INDEPENDÊNCIA (1947 – 1980) A Independência Indiana foi seguida pela ascensão do Partido do Congresso (Indian National Congress Party) ao governo Federal, posição em que se manteve até a década de 90, com exceção de dois breves períodos nos anos 70 e 80. Enquanto no poder, o partido de Indira Gandhi, Rajiv Gandhi e Jawarharlal Nehru, formulou e supervisionou políticas econômicas voltadas para a erradicação da pobreza, sob o lema Garibi Hatao (erradicar a pobreza), e devido às influências remanescentes do domínio inglês, buscou implementar políticas social-democratas que asseguravam a popularidade do partido.
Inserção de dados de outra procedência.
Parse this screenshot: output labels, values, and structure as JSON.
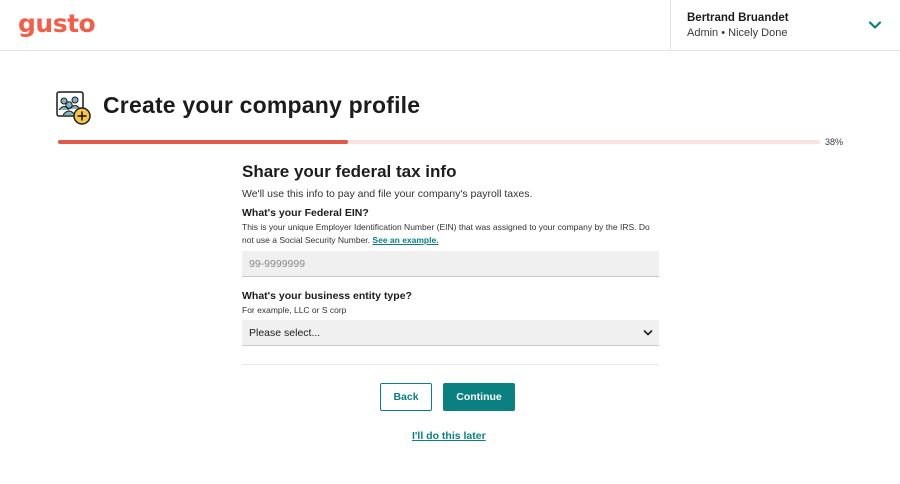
{
  "header": {
    "logo_text": "gusto",
    "user": {
      "name": "Bertrand Bruandet",
      "role": "Admin • Nicely Done"
    },
    "menu_icon": "chevron-down-icon"
  },
  "page": {
    "icon": "team-add-icon",
    "title": "Create your company profile"
  },
  "progress": {
    "value": 0.38,
    "label": "38%"
  },
  "section": {
    "title": "Share your federal tax info",
    "subtitle": "We'll use this info to pay and file your company's payroll taxes."
  },
  "ein": {
    "label": "What's your Federal EIN?",
    "help": "This is your unique Employer Identification Number (EIN) that was assigned to your company by the IRS. Do not use a Social Security Number.",
    "help_link": "See an example.",
    "placeholder": "99-9999999",
    "value": ""
  },
  "entity_type": {
    "label": "What's your business entity type?",
    "help": "For example, LLC or S corp",
    "selected": "Please select..."
  },
  "actions": {
    "back_label": "Back",
    "continue_label": "Continue",
    "later_label": "I'll do this later"
  },
  "colors": {
    "brand": "#f45d48",
    "progress": "#e05a46",
    "accent": "#0a8080"
  }
}
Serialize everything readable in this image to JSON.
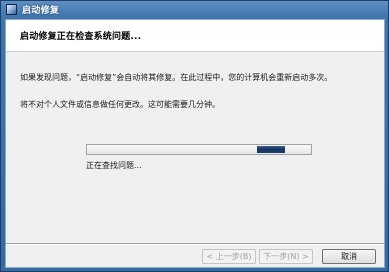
{
  "window": {
    "title": "启动修复"
  },
  "header": {
    "heading": "启动修复正在检查系统问题..."
  },
  "body": {
    "message1": "如果发现问题，“启动修复”会自动将其修复。在此过程中，您的计算机会重新启动多次。",
    "message2": "将不对个人文件或信息做任何更改。这可能需要几分钟。",
    "status": "正在查找问题..."
  },
  "buttons": {
    "back": "< 上一步(B)",
    "next": "下一步(N) >",
    "cancel": "取消"
  },
  "colors": {
    "titlebar": "#356aa3",
    "progress_fill": "#1e416f",
    "dialog_background": "#f0f0f0"
  },
  "icons": {
    "app": "startup-repair-icon"
  }
}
Essa opção política caracterizou-se pelo alto grau de protecionismo, nacionalização e regulação estatal, que se refletiram em uma taxa de crescimento baixa até 1980. Além disso, o intervencionismo estatal nos mercados de trabalho e financeiro e o planejamento central, que objetivavam a industrialização através da substituição de importações, assemelhavam-se ao sistema socialista soviético, com as decisões relativas a indústrias, extração de minérios, telecomunicações, infra-estrutura, licenças para negócios, entre outros, altamente centralizados pelo governo federal. Nesse sentido, o governo de Indira Ghandi nacionaliza o setor bancário que passa a representar 70% dos investimentos na indústria, enquanto os bancos privados e estrangeiros representavam apenas 18,2% e 6,5%, respectivamente. No período em que a Índia foi governada pela filha de Nehru, o país ficou conhecido como a “economia capitalista mais fechada do mundo”, tal era a intensidade do controle governamental.11 No entanto, a meta desse planejamento estatal voltado tanto para o fomento de indústrias pesadas de capital e tecnologia intensiva, quanto para o subsídio a indústrias tradicionais, era promover o desenvolvimento econômico a altas taxas de crescimento. Contudo, o que se observou foi uma taxa hindu de crescimento econômico (apelido pejorativo que compara o baixo desempenho indiano ao significativo crescimento dos Tigres Asiáticos). Apesar dos índices ínfimos de crescimento industrial, o setor agrícola passou por uma Revolução Verde Indiana, devido aos investimentos em pesquisa de 11

BARBOSA, Marcel Jaroski; Crescimento Econômico da Índia antes e depois das reformas de 1985/1993. Porto Alegre: PUCRS: 2008.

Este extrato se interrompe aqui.